Creamy Tomato Soup with Ravioli
Yields: 2 quarts
1 large yellow onion, or 2 smaller onions, chopped
3-4 garlic cloves, minced
3 tablespoons butter
3 tablespoons flour
Pinch of nutmeg
3 cups chicken stock
30 ounces tomato sauce (2 15-oz cans)
1-2 sprigs fresh thyme, a pinch or two of leaves reserved
1-2 sprigs fresh oregano
1 bay leaf
¼ teaspoon fennel seeds, crushed if possible
½ teaspoon dried oregano
1 teaspoon kosher salt, plus more to season
A few grinds of fresh pepper
Pinch of red pepper flakes
¾ cup half + half
1 10-oz package of cheese ravioli*
Little bit of olive oil
*I used tortellini this time because I couldn’t find cheese ravioli. Either works well!
- In a large pot of salted water, boil water and cook the ravioli 2-3 minutes less than the package’s instructions. Drain the pasta quickly to retain a little of the pasta water if possible and put in a medium bowl. Toss lightly with olive oil to keep the pasta from sticking.
- Tie the fresh thyme, fresh oregano, and bay leaf together with kitchen twine, with one side of the twine long enough to hang over the pot. This is your bouquet garni.
- In a large, heavy bottomed pot (like a Dutch oven), melt the butter over medium heat and add the onion. Cook, stirring occasionally, until the onions are just about translucent.
- Add the garlic and stir on and off for a minute or two.
- Switch to a whisk, and add the flour, whisking constantly for 2-3 minutes, or until all of the flour looks cooked through. Add nutmeg, ½ teaspoon of salt, and a few grinds of pepper.

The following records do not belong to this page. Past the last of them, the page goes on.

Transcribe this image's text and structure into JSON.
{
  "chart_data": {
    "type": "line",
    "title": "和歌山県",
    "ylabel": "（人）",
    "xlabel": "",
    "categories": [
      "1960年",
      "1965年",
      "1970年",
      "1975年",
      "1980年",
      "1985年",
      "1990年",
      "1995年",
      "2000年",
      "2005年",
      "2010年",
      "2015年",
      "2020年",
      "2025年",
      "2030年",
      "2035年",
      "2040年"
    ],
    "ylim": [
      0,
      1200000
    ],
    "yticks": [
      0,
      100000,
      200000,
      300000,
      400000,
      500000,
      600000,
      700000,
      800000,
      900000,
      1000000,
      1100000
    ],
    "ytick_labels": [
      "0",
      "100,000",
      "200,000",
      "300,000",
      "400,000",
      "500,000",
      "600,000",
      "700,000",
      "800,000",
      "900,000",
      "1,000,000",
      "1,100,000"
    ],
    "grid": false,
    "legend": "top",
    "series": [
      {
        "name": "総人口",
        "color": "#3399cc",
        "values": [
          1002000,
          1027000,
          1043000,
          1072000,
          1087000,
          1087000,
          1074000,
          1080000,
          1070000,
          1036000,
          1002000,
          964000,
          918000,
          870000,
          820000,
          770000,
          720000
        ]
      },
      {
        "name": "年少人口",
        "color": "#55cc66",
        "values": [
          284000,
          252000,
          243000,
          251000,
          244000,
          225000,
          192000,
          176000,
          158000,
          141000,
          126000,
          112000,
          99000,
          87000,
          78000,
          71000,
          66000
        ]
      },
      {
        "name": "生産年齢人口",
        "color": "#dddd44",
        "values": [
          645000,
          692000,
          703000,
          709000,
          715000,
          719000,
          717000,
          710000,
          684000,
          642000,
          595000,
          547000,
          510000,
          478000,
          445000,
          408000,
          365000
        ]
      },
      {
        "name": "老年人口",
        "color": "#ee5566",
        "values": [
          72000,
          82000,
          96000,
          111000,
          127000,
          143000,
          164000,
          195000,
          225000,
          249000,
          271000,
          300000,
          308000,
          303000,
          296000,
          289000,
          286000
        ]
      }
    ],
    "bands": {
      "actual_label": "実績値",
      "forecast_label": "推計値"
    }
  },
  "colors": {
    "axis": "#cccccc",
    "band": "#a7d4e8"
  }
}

- Whisk in the chicken broth and keep whisking until it thickens slightly. Add the tomato sauce, the bouquet garni (with the long side of the twine hanging out over the pot for easy retrieval), the fennels seeds, the dried oregano, the loose fresh thyme leaves, the red pepper flakes, another ½ teaspoon of salt, and a few more grinds of pepper to the pot.
- Cook the soup over medium-low for 10-15 minutes, stirring occasionally. I keep my lid on, slightly ajar.
- Remove the bouquet garni. If you have a stick blender, you can use it here to blitz your soup to make it smooth. You can also use a regular blender, working in batches with the blender lid ajar for escaping steam. You can also skip this step and leave your creamy soup with a little texture of the onions, garlic, and spices. To make it extra smooth, pass the soup through a fine mesh sieve after blending. I find this unnecessary considering we’re using tomato sauce.
- Next, add the half + half and the ravioli. Stir it all together, check for seasonings, and allow it to sit for another 5 minutes to heat through.
- Serve with warm, crusty bread (maybe this one?), and maybe a nice simple salad, and tuck in, friends.